'Oh, yes! I know him by sight—every one in Argyleshire knows him by sight.'

'Naturally. A young man in his position must be widely known. Is he popular?'

'Fairly so.'

'His father and I were friends many years ago,' said Lady Maulevrier, with a faint sigh. 'Have you ever heard if he resembles his father?'

'I believe not. I am told he is like his mother's family.'

'Then he ought to be handsome. Lady Florence Ilmington was a famous beauty.'

They were sitting in the drawing-room after dinner, the room dimly lighted by darkly-shaded lamps, the windows wide open to the summer sky and moonlit lake. In that subdued light Lady Maulevrier looked a woman in the prime of life. The classical modelling of her features and the delicacy of her complexion were unimpaired by time, while those traces of thought and care which gave age to her face in the broad light of day were invisible at night. John Hammond contemplated that refined and placid countenance with profound admiration. He remembered how her ladyship's grandson had compared her with the Sphinx; and it seemed to him to-night, as he studied her proud and tranquil beauty, that there was indeed something of the mysterious, the unreadable in that countenance, and that beneath its heroic calm there might be the ashes of tragic passion, the traces of a life-long struggle with fate. That such a woman, so beautiful, so gifted, so well fitted to shine and govern in the great world, should have been content to live a long life of absolute seclusion in this remote valley was in itself a social mystery which must needs set an observant young man wondering. It was all very well to say that Lady Maulevrier loved a country life, that she had made Fellside her earthly Paradise, and had no desire beyond it. The fact remained that it was not in Lady Maulevrier's temperament to be satisfied with such an existence; that falcon eye was never meant to gaze for ever upon one narrow range of mountain and lake; that lip was made to speak among the great ones of the world.

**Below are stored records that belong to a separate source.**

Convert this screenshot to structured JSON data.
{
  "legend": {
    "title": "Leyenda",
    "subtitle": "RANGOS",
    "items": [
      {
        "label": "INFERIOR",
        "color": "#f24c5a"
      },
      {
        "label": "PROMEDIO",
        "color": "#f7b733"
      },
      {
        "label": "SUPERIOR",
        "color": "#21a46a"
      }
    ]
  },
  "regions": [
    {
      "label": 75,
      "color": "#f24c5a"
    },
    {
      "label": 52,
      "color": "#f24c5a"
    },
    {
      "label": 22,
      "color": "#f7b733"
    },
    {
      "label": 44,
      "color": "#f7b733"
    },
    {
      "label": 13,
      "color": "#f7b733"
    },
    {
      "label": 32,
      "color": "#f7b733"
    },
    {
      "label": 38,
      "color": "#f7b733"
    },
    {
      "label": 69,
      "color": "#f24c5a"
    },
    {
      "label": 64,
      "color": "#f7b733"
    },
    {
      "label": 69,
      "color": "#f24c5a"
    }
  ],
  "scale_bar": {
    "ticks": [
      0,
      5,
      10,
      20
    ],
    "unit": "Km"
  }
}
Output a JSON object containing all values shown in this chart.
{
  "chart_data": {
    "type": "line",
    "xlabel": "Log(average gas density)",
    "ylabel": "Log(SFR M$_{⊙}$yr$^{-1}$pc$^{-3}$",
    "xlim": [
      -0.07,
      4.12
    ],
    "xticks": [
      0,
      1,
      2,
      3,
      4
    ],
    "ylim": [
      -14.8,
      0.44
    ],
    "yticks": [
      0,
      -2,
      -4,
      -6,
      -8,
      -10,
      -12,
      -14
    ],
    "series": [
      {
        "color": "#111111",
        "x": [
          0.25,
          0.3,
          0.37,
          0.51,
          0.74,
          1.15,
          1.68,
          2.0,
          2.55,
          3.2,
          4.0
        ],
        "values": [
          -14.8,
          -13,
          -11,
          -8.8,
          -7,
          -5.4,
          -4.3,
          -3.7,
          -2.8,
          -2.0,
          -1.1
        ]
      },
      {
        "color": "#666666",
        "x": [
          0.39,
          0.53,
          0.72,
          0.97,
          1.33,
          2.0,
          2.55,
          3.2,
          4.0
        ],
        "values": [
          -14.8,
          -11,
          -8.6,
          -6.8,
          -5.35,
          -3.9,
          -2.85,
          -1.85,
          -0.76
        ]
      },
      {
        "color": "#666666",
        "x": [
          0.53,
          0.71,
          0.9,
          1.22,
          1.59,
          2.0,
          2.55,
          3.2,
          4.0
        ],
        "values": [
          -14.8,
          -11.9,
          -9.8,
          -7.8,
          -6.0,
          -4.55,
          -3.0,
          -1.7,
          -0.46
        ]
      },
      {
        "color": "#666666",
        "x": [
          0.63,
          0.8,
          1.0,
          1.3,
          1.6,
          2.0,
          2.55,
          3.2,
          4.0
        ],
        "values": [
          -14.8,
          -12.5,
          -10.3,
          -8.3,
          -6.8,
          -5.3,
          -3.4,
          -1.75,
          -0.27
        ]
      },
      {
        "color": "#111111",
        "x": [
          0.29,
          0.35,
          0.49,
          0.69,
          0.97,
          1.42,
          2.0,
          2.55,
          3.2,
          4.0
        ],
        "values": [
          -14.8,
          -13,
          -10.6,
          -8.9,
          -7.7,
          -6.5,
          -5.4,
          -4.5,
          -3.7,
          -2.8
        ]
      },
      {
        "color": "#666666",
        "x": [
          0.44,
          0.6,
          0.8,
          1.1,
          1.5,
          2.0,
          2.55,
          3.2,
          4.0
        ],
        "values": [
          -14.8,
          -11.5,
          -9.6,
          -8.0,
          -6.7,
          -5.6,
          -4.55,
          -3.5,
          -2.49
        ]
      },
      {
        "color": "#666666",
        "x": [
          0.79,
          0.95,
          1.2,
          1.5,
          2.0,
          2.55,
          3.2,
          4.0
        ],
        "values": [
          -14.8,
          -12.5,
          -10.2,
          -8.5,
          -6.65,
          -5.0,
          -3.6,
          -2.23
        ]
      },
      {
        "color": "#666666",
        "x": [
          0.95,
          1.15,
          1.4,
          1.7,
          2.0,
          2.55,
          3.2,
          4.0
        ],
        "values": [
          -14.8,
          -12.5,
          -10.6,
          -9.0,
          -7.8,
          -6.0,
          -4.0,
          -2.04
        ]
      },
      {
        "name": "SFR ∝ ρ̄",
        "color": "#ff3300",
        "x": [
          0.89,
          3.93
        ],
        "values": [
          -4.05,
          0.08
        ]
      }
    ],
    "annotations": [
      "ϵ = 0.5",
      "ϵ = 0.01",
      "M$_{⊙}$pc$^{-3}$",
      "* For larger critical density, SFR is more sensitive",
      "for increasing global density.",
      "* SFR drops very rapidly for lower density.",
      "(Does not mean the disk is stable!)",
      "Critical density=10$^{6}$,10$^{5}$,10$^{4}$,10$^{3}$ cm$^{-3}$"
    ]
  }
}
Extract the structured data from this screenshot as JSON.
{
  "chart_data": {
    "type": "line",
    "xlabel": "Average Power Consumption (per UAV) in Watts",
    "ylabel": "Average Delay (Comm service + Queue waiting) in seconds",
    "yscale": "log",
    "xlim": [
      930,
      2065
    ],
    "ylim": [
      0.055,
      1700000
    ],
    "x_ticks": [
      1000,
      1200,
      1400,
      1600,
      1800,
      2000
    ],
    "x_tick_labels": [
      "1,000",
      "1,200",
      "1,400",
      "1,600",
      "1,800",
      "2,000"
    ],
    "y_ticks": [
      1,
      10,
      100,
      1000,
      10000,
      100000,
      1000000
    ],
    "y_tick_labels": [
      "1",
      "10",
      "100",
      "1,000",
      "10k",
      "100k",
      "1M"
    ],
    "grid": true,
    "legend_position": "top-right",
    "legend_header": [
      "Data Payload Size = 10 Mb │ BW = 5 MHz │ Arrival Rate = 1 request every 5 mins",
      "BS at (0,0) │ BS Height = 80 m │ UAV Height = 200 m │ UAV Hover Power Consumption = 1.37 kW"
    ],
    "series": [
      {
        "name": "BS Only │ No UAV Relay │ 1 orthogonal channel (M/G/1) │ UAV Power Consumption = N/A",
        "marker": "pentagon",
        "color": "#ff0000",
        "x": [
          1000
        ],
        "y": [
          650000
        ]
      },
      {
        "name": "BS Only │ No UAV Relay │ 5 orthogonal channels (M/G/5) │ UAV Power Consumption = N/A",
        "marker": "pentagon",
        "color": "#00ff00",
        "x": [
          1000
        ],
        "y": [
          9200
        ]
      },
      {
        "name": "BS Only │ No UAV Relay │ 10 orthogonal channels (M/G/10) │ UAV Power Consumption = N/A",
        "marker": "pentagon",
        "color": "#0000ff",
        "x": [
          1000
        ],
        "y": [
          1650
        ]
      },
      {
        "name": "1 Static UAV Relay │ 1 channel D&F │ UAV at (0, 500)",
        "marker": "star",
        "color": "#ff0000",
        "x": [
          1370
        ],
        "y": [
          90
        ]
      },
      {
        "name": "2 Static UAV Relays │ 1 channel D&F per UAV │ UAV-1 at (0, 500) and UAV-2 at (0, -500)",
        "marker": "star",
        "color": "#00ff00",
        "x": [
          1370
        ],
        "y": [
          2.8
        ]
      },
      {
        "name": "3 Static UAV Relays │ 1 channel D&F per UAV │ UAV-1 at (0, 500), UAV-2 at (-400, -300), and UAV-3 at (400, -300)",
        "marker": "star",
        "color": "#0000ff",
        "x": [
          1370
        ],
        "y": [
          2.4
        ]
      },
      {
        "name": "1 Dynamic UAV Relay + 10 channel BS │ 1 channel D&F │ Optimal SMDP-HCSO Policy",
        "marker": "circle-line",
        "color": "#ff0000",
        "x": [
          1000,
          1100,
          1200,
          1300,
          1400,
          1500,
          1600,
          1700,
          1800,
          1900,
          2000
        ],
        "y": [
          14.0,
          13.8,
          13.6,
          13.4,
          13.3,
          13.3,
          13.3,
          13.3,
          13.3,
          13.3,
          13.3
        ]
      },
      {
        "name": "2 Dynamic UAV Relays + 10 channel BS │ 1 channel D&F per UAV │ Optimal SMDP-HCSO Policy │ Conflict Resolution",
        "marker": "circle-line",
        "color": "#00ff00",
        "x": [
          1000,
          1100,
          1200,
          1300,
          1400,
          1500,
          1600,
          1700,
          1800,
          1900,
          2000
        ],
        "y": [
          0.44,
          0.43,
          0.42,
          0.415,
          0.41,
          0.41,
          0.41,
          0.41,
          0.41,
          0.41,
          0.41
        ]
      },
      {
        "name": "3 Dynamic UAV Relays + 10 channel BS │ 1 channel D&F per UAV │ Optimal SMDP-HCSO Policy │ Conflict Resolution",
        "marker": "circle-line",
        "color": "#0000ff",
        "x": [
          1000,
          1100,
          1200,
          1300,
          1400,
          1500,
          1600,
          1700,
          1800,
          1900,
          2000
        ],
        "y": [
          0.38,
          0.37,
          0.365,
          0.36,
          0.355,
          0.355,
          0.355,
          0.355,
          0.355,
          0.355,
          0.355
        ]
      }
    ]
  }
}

Lady Maulevrier was particularly gracious to her grandson's friend this evening. Maulevrier spoke so decisively about a speedy migration northward, seemed so inclined to regret the time wasted since the twelfth of the month, that she thought the danger was past, and she could afford to be civil. She really liked the young man, had no doubt in her own mind that he was a gentleman in the highest and broadest sense of the word, but not in the sense which made him an eligible husband for either of her granddaughters.

Lesbia was in a pensive mood this evening. She sat in the verandah, looking dreamily at the lake, and at Fairfield yonder, a broad green slope, silvered with moonlight, and seeming to stretch far away into unfathomable distance.

If one could but take one's lover by the hand and go wandering over those mystic moonlit slopes into some new unreal world where it would not matter whether a man were rich or poor, high-born or low-born, where there should be no such things as rank and state to be won or lost! Lesbia felt to-night as if she would like to live out her life in dreamland. Reality was too hard, too much set round by difficulties and sacrifices.